2. The Written Policy and the Pragmatic Reality are Often Different
Key Square Labs was on a fast track to a $50 million APFIT deal with SOCOM, as the government customer encouraged them to apply for the program’s stated upper limit. But after months of work and internal approvals, OSD passed. Eric learned that the real ceiling was around $20 million, regardless of what was “allowed” on paper. This pattern appears throughout defense acquisition: what’s technically authorized and what’s likely to get approved are different things. Successful founders understand both the formal rules and the informal norms. When pursuing large, novel contract vehicles, validate the pragmatic thresholds with people who’ve recently succeeded (or failed) at similar scales. Ask: “What’s the largest deal actually approved in the last 18 months?” not just “What does the policy say?”

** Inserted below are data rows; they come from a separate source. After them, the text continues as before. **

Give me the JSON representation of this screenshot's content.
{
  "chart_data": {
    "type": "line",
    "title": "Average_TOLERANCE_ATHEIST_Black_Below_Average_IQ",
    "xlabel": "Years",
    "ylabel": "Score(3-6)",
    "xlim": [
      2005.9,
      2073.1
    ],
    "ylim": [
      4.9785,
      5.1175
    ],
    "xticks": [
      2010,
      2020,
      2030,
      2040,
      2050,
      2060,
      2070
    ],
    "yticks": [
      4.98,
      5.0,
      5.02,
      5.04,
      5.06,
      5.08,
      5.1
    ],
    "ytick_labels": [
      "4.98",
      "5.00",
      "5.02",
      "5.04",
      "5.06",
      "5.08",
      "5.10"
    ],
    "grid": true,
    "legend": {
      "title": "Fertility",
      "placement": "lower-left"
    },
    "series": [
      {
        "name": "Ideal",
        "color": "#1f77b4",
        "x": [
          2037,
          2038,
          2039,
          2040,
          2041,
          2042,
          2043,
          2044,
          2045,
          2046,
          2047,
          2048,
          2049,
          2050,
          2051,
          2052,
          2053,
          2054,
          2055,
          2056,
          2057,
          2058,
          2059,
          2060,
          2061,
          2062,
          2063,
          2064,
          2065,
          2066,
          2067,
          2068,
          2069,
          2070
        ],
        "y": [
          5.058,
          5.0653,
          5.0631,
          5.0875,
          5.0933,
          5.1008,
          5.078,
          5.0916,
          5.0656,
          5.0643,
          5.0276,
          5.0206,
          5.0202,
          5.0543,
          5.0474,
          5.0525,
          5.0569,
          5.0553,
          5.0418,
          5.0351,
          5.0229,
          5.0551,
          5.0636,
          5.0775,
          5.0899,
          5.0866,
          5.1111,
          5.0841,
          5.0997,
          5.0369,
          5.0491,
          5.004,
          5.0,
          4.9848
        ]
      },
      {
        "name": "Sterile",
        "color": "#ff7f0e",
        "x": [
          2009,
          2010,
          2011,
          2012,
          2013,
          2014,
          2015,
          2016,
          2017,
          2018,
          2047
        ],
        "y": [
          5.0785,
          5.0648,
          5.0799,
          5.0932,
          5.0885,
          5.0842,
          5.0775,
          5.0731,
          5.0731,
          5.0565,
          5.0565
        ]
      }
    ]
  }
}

3. Validation from Use Beats Validation from Pilots
Key Square’s strongest proof point wasn’t a pilot program or successful demo—it was the Rangers putting their software on 100 devices during a real-world operation to solve an actual communications failure. Similarly, their sales to eight foreign governments provided faster feedback and revenue than navigating US acquisition processes. Sometimes the path to proving value is finding customers who can move at commercial speed, whether that’s allies operating outside the US bureaucracy or units with flexible procurement authorities. Real operational use creates undeniable evidence and unlocks broader adoption.
4. Recognize When Growing Demand Signals Growing Risk
Conventional wisdom says increasing demand is a good thing. Eric made a counterintuitive assessment: as interest in Key Square’s technology grew, his risk actually increased. More demand meant more technical complexity, more feature requests, and more operational burden, all with the same limited resources and no VC funding. “I came to believe it was not in our interest to continue to assume increasing risk that things would go to zero.” This is a critical insight for bootstrapped founders: growth without resources can accelerate failure rather than prevent it. Sometimes the right move is strategic acquisition or partnership before you’re too stretched to deliver.
5. Relationship Building at Those So-Called “Boring” Defense Conferences Creates Real Strategic Options
Eric met Ditto’s CEO Adam at a TAP conference years before the acquisition. They had casual conversations, stayed loosely in touch for 2.5 years, and built mutual respect and understanding. When Key Square needed strategic options, that relationship provided one, replete with pre-existing trust and technical knowledge. Many of us have criticized defense conferences as being chock full of “the same people,” but that familiarity is exactly what builds the high-trust relationships that create opportunities. Don’t just attend for lead generation. Invest in relationships with technical peers, potential partners, and companies solving adjacent problems. Those connections, built over years, become strategic assets when you need them. As Eric noted about smaller, technical conferences: “you can find people who are not only trying to sell their stuff, but they’re trying to solve problems with the smart people in the room.”
So get out there and enjoy AUSA, CTV readers.